| Van alles en van Allen en van “N!ks”. | 4 Januari 2002 |
Het is de gewoonte bij het einde van een jaar de balans op te maken en zich af te vragen wat boeiend was en wat heeft verveeld. Wat dragen we op het gebied van theater mee naar het volgende jaar (of volgende jaren) en wat trachten we zo vlug mogelijk uit de herinnering te wissen?
Het theater waarover wij het hebben, behoort niet tot de commerciële sector en ook niet tot de competitiesport. Een rangschikking met punten van 1 tot 10 of 20 heeft geen zin. Laten we het dus houden bij een helikoptervlucht boven het Vlaamse theaterlandschap in de hoop een aantal hoogten te ontdekken.
Zoals in andere jaren gaat de belangstelling van de theatermakers voor de "klassieke" dramaturgie (in hoofdzaak de oude Griekse stukken) onverminderd verder.
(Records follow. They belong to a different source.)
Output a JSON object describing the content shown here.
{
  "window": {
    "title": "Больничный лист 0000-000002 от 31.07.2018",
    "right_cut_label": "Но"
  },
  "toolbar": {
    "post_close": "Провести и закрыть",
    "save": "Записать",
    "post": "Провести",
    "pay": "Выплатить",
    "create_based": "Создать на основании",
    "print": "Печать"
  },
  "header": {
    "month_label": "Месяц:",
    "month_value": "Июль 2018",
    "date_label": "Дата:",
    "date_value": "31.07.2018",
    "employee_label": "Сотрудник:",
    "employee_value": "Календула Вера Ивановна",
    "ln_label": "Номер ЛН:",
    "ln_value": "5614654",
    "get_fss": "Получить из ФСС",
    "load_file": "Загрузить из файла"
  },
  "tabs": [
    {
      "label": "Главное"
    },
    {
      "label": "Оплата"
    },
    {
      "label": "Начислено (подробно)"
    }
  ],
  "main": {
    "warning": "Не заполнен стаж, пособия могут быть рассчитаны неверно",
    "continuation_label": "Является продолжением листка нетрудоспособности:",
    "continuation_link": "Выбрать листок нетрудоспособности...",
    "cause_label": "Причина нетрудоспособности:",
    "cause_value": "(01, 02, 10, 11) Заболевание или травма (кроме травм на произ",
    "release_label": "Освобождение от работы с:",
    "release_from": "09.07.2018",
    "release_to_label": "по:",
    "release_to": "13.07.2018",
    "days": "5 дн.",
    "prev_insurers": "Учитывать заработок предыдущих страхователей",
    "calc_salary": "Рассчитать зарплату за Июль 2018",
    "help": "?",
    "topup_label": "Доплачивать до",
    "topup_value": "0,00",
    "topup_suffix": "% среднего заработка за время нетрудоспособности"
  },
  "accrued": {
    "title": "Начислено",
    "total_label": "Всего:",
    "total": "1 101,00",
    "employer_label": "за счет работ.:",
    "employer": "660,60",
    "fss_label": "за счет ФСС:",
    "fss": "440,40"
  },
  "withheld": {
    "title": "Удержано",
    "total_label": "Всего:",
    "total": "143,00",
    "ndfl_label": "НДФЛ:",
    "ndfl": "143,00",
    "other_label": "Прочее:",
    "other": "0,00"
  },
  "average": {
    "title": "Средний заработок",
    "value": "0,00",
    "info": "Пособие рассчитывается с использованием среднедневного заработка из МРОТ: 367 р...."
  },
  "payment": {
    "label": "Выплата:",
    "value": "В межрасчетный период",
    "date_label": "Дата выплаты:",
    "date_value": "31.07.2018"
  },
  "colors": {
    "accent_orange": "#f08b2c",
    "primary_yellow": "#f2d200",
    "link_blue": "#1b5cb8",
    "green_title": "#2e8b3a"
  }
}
Frappant zijn natuurlijk de zogezegde "bewerkingen" van "Medea": "Mamma Medea" (Tom Lanoye), "'Betonliebe + Fleischkrieg' Medea" (Jan Decorte) en "Mind the gap" (Stefan Hertmans). Dit laatste stuk is geen bewerking van "Medea" in de echte zin van het woord, maar een confrontatie met drie Griekse mythische vrouwen: Antigone, Klytemnestra en Medea, die elk vanuit een andere situatie en problematiek een vergelijkbare en strijdbare positie innemen.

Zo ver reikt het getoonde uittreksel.